En 1999, le groupe Valdunes, l’un des plus importants producteurs européens de roues et d’essieux pour le ferroviaire, rachetait les Forges de Fresnes, à Fresnes-sur-Escaut (Nord), où travaillaient alors 127 salariés. Il n’en reste aujourd’hui que 59. En huit ans, Valdunes est parvenu à ses fins : mettre la main sur un procédé de fabrication unique et breveté (le triangle de frein assemblé par sertissage), sans jamais réinvestir dans l’outil de travail des Forges, et réutiliser une partie des bénéfices réalisés aux Forges sur d’autres sites (en Roumanie notamment).

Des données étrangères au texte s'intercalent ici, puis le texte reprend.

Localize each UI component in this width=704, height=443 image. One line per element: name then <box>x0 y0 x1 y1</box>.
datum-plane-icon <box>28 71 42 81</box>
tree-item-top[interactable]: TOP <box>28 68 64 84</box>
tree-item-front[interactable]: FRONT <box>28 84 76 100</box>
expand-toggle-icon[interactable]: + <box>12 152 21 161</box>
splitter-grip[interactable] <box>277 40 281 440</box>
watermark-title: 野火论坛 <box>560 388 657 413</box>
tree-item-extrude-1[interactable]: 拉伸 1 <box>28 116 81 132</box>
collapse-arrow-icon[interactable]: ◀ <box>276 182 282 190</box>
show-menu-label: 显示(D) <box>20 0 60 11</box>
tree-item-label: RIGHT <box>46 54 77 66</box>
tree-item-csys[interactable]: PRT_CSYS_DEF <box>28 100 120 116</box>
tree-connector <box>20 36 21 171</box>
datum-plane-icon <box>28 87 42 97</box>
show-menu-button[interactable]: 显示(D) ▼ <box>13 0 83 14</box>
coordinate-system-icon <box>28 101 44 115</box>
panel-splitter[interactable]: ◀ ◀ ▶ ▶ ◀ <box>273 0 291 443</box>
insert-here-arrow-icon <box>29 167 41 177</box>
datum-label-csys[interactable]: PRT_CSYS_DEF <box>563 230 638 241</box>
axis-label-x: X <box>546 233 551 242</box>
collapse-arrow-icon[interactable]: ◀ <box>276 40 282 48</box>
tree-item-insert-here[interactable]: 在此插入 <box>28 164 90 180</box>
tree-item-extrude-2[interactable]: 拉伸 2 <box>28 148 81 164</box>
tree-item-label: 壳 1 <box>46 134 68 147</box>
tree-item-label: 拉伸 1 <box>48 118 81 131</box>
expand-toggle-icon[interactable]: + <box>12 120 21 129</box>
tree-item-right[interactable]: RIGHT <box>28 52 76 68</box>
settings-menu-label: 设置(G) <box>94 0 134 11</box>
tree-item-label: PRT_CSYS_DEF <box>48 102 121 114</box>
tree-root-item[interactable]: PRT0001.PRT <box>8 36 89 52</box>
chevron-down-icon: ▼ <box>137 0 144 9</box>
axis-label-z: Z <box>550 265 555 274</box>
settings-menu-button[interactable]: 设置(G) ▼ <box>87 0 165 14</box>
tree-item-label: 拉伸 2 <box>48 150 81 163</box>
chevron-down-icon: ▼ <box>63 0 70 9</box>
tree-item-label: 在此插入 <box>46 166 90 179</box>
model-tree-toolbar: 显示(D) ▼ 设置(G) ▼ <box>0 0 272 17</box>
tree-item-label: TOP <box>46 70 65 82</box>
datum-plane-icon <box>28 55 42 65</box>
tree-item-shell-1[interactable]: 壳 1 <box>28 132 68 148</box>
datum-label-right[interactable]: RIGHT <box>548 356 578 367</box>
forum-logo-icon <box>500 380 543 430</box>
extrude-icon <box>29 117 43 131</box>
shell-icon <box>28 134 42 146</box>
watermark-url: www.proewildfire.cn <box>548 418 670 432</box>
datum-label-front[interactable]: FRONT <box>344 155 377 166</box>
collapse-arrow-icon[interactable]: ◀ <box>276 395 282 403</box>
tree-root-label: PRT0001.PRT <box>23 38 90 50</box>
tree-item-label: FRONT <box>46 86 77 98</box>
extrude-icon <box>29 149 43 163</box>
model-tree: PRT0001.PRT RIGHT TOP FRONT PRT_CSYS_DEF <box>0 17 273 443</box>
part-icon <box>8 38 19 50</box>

Alors que les Forges réalisent encore 6 millions d’euros de chiffre d’affaires, qu’elles distribuent des dividendes, les salariés, eux, y laissent leur peau à petit feu.
Aux Forges, les réglementations française et européenne en matière de santé et de sécurité sont totalement bafouées. Les forgerons sont exposés, au-delà de toute norme et sans aucune protection, à la chaleur, aux vibrations, au bruit assourdissant du pilon qui résonne jusque dans les rues avoisinantes ; ils respirent quotidiennement les émanations de fumées qui sont directement évacuées... dans l’atelier, alors qu’il suffirait d’installer des capteurs ; les toitures des ateliers sont dans un tel état de délabrement que des pans s’effondrent sur les postes de travail ; ils utilisent des bacs à trempe où on a pu relever des taux de légionelle 220 fois supérieurs à la normale. La direction savait, mais elle ne les en a pas informés. Le site est infesté d’amiante, ce que la direction refuse de reconnaître, tout en faisant disparaître en catimini les plaques d’amiante trop visibles ! Pour couronner le tout, le site est contaminé par du cyanure.
Ces conditions de travail inouïes ont été relevées dans les études menées par des cabinets d’experts indépendants et transmises au comité d’hygiène, de sécurité et des conditions de travail (CHSCT) en octobre 2005. Deux ans après, aucune des préconisations des experts n’a été mise en œuvre et les conditions de travail n’ont fait qu’empirer. En février dernier, ulcérés, les salariés ont entamé une grève pour les salaires et les conditions de travail. Face au mépris de la direction, ils ont fait valoir leur droit de retrait. Sanctionnés une première fois sur leur feuille de paie pour ces jours non travaillés (des retraits de 500 euros en moyenne pour des salaires de 1 100 euros), treize forgerons subissent aujourd’hui une seconde sanction : ils sont mis à pied une semaine durant. Refusant toujours de reconnaître tout danger sur le site, la direction invoque l’utilisation abusive du droit de retrait.
En réaction, le 14 mai, le comité d’entreprise, le CHSCT des Forges et leur organisation syndicale, l’USTM-CGT, rendaient publiques les deux études d’experts lors d’une conférence de presse. Parmi les élus et les candidats aux législatives qui avaient tous (excepté le FN) été invités, n’étaient présents que la LCR, LO et un attaché parlementaire d’Alain Bocquet pour représenter le PCF. L’UMP et le PS n’ont même pas pris la peine de se faire représenter. Lorsque les forgerons ont pris la parole, ils ont témoigné, la voix brisée, des visites médicales et de la peur de leurs familles.
Les pouvoirs publics, alertés, se réfugient derrière leur devoir de réserve en période électorale. La médecine du travail reste aux abonnés absents : « À la Cram [caisse régionale d’assurance maladie, NDLR], ils ont des experts mais c’est nous, les ouvriers, qui devons tirer la sonnette d’alarme », dénonce Éric Porquet, le délégué CGT de l’entreprise. Mais à Valenciennes, le président de l’Association de santé au travail (Astav), Daniel Cappelle, n’est autre que l’ancien directeur des Forges de Fresnes ! Les forgerons de Fresnes ne comptent pas en rester là. Ils vont, à présent, saisir les prud’hommes. Si la direction peut les mettre à pied, elle ne les a pas mis à genoux.